Assigning booking rights before possessionMr Bose booked a flat in an under-construction project in January 2024 for a total agreement value of Rs 80 lakh, and by August 2025 (19 months later) has paid Rs 32 lakh to the builder in instalments as per the construction-linked payment plan. In August 2025, before possession (the project is still under construction), Mr Bose assigns his booking rights to Ms Iyer for Rs 40 lakh, with Ms Iyer taking over the remaining payment obligations to the builder directly. Mr Bose's capital gain on this assignment is computed as the assignment consideration (Rs 40 lakh) minus his cost of acquisition of the right (the Rs 32 lakh paid to the builder so far), i.e. Rs 8 lakh. Since the right was held for only about 19 months (January 2024 to August 2025), which is less than 24 months, this would be a short-term capital gain, taxed at Mr Bose's applicable slab rate, with no indexation benefit.

Why the Holding Period Often Surprises People

A common misconception is that the holding period for an eventual sale of property starts only from the date of possession or registration of the conveyance deed. For an assignment of booking rights before possession, the holding period is for the right itself, measured from the original booking/allotment date to the assignment date, which in many cases falls short of the 24-month threshold for long-term treatment, resulting in short-term capital gains taxed at slab rates rather than the more favourable long-term rates with indexation.

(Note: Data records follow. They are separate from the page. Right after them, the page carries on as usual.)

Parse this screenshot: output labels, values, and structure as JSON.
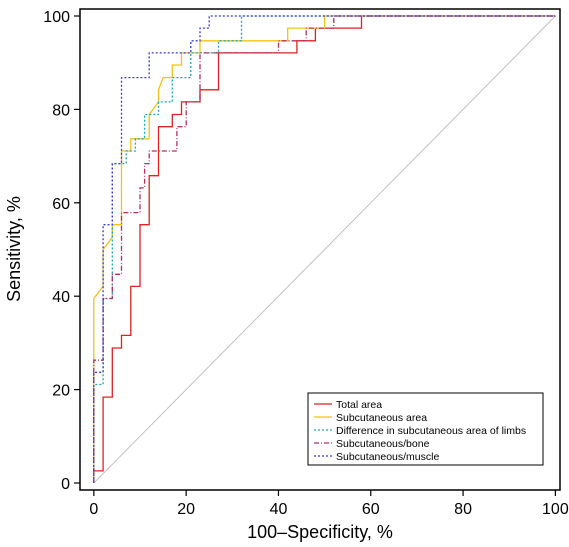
{
  "chart_data": {
    "type": "line",
    "xlabel": "100–Specificity, %",
    "ylabel": "Sensitivity, %",
    "xlim": [
      -3,
      101
    ],
    "ylim": [
      -1.5,
      101.5
    ],
    "x_ticks": [
      "0",
      "20",
      "40",
      "60",
      "80",
      "100"
    ],
    "y_ticks": [
      "0",
      "20",
      "40",
      "60",
      "80",
      "100"
    ],
    "grid": false,
    "legend_position": "bottom-right",
    "reference_line": {
      "points": [
        [
          0,
          0
        ],
        [
          100,
          100
        ]
      ],
      "color": "#c0c0c0"
    },
    "series": [
      {
        "name": "Total area",
        "color": "#dd2222",
        "dash": "solid",
        "points": [
          [
            0,
            0
          ],
          [
            0,
            2.6
          ],
          [
            2,
            2.6
          ],
          [
            2,
            18.4
          ],
          [
            4,
            18.4
          ],
          [
            4,
            28.9
          ],
          [
            6,
            28.9
          ],
          [
            6,
            31.6
          ],
          [
            8,
            31.6
          ],
          [
            8,
            42.1
          ],
          [
            10,
            42.1
          ],
          [
            10,
            55.3
          ],
          [
            12,
            55.3
          ],
          [
            12,
            65.8
          ],
          [
            14,
            65.8
          ],
          [
            14,
            76.3
          ],
          [
            17,
            76.3
          ],
          [
            17,
            78.9
          ],
          [
            19,
            78.9
          ],
          [
            19,
            81.6
          ],
          [
            23,
            81.6
          ],
          [
            23,
            84.2
          ],
          [
            27,
            84.2
          ],
          [
            27,
            92.1
          ],
          [
            44,
            92.1
          ],
          [
            44,
            94.7
          ],
          [
            48,
            94.7
          ],
          [
            48,
            97.4
          ],
          [
            58,
            97.4
          ],
          [
            58,
            100
          ],
          [
            100,
            100
          ]
        ]
      },
      {
        "name": "Subcutaneous area",
        "color": "#f2c21b",
        "dash": "solid",
        "points": [
          [
            0,
            0
          ],
          [
            0,
            39.5
          ],
          [
            2,
            42.1
          ],
          [
            2,
            50
          ],
          [
            4,
            52.6
          ],
          [
            4,
            55.3
          ],
          [
            6,
            55.3
          ],
          [
            6,
            71.1
          ],
          [
            8,
            71.1
          ],
          [
            8,
            73.7
          ],
          [
            10,
            73.7
          ],
          [
            12,
            73.7
          ],
          [
            12,
            78.9
          ],
          [
            14,
            81.6
          ],
          [
            14,
            84.2
          ],
          [
            15,
            86.8
          ],
          [
            17,
            86.8
          ],
          [
            17,
            89.5
          ],
          [
            19,
            89.5
          ],
          [
            19,
            92.1
          ],
          [
            23,
            92.1
          ],
          [
            23,
            94.7
          ],
          [
            42,
            94.7
          ],
          [
            42,
            97.4
          ],
          [
            50,
            97.4
          ],
          [
            50,
            100
          ],
          [
            100,
            100
          ]
        ]
      },
      {
        "name": "Difference in subcutaneous area of limbs",
        "color": "#1aa6b7",
        "dash": "2,2",
        "points": [
          [
            0,
            0
          ],
          [
            0,
            21.1
          ],
          [
            2,
            21.1
          ],
          [
            2,
            39.5
          ],
          [
            4,
            39.5
          ],
          [
            4,
            68.4
          ],
          [
            7,
            68.4
          ],
          [
            7,
            71.1
          ],
          [
            9,
            71.1
          ],
          [
            9,
            73.7
          ],
          [
            11,
            73.7
          ],
          [
            11,
            78.9
          ],
          [
            14,
            78.9
          ],
          [
            14,
            81.6
          ],
          [
            17,
            81.6
          ],
          [
            17,
            86.8
          ],
          [
            21,
            86.8
          ],
          [
            21,
            92.1
          ],
          [
            27,
            92.1
          ],
          [
            27,
            94.7
          ],
          [
            32,
            94.7
          ],
          [
            32,
            100
          ],
          [
            100,
            100
          ]
        ]
      },
      {
        "name": "Subcutaneous/bone",
        "color": "#b0305c",
        "dash": "5,2,1,2",
        "points": [
          [
            0,
            0
          ],
          [
            0,
            26.3
          ],
          [
            2,
            26.3
          ],
          [
            2,
            39.5
          ],
          [
            4,
            39.5
          ],
          [
            4,
            44.7
          ],
          [
            6,
            44.7
          ],
          [
            6,
            57.9
          ],
          [
            10,
            57.9
          ],
          [
            10,
            63.2
          ],
          [
            11,
            63.2
          ],
          [
            11,
            68.4
          ],
          [
            12,
            68.4
          ],
          [
            12,
            71.1
          ],
          [
            18,
            71.1
          ],
          [
            18,
            76.3
          ],
          [
            20,
            76.3
          ],
          [
            20,
            81.6
          ],
          [
            23,
            81.6
          ],
          [
            23,
            92.1
          ],
          [
            40,
            92.1
          ],
          [
            40,
            94.7
          ],
          [
            46,
            94.7
          ],
          [
            46,
            97.4
          ],
          [
            52,
            97.4
          ],
          [
            52,
            100
          ],
          [
            100,
            100
          ]
        ]
      },
      {
        "name": "Subcutaneous/muscle",
        "color": "#3a3ad6",
        "dash": "2,2",
        "points": [
          [
            0,
            0
          ],
          [
            0,
            23.7
          ],
          [
            2,
            23.7
          ],
          [
            2,
            55.3
          ],
          [
            4,
            55.3
          ],
          [
            4,
            68.4
          ],
          [
            6,
            68.4
          ],
          [
            6,
            86.8
          ],
          [
            12,
            86.8
          ],
          [
            12,
            92.1
          ],
          [
            21,
            92.1
          ],
          [
            21,
            94.7
          ],
          [
            23,
            94.7
          ],
          [
            23,
            97.4
          ],
          [
            25,
            97.4
          ],
          [
            25,
            100
          ],
          [
            100,
            100
          ]
        ]
      }
    ]
  }
}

TDS Implications: Section 194-IA

Where the assignment consideration for transfer of such rights in immovable property exceeds the threshold applicable under Section 194-IA (TDS on transfer of immovable property), the new buyer (transferee/assignee) may be required to deduct TDS, similar to a regular property purchase, since the provision has been interpreted to extend to transfer of rights in immovable property in addition to the immovable property itself in various contexts. Both parties should clarify this obligation as part of the assignment documentation.

📄
Planning to assign or sell your booking rights in an under-construction property?Work out the holding period and capital gains before finalising the deal.
Calculate Capital Gains

Frequently Asked Questions

If I hold the booking rights for more than 24 months before assigning them, do I get indexation benefit on the amount paid to the builder?
If the holding period of the right (from original booking/allotment to assignment) exceeds 24 months, the gain would be a long-term capital gain, and indexation of the cost of acquisition (the instalments paid to the builder, indexed based on the years in which each instalment was paid, or a reasonable approach for indexing the cumulative cost) would generally be available, reducing the taxable gain compared to a short-term scenario. The specific approach to indexing instalments paid over multiple years can involve some computational complexity.
Does the builder's transfer/nomination fee for processing the assignment affect my capital gains computation?
A nomination or transfer fee paid to the builder to process the assignment (changing the buyer's name in their records) is generally an expense incurred wholly and exclusively in connection with the transfer, and can typically be deducted from the assignment consideration while computing the capital gain, similar to brokerage or other transfer-related expenses in a regular property sale.
What if I assign my booking rights for exactly the amount I have paid the builder, with no profit, just to exit the deal?
If the assignment consideration equals the amount already paid to the builder (no gain), there would be no capital gain to tax on this transaction, since the sale consideration equals the cost of acquisition. However, it is still advisable to document the transaction properly (the assignment agreement, amounts paid and received) for record-keeping, particularly since the new buyer's TDS obligations and the builder's records of the transfer would still need to reflect the transaction accurately, even where no gain arises for the assignor.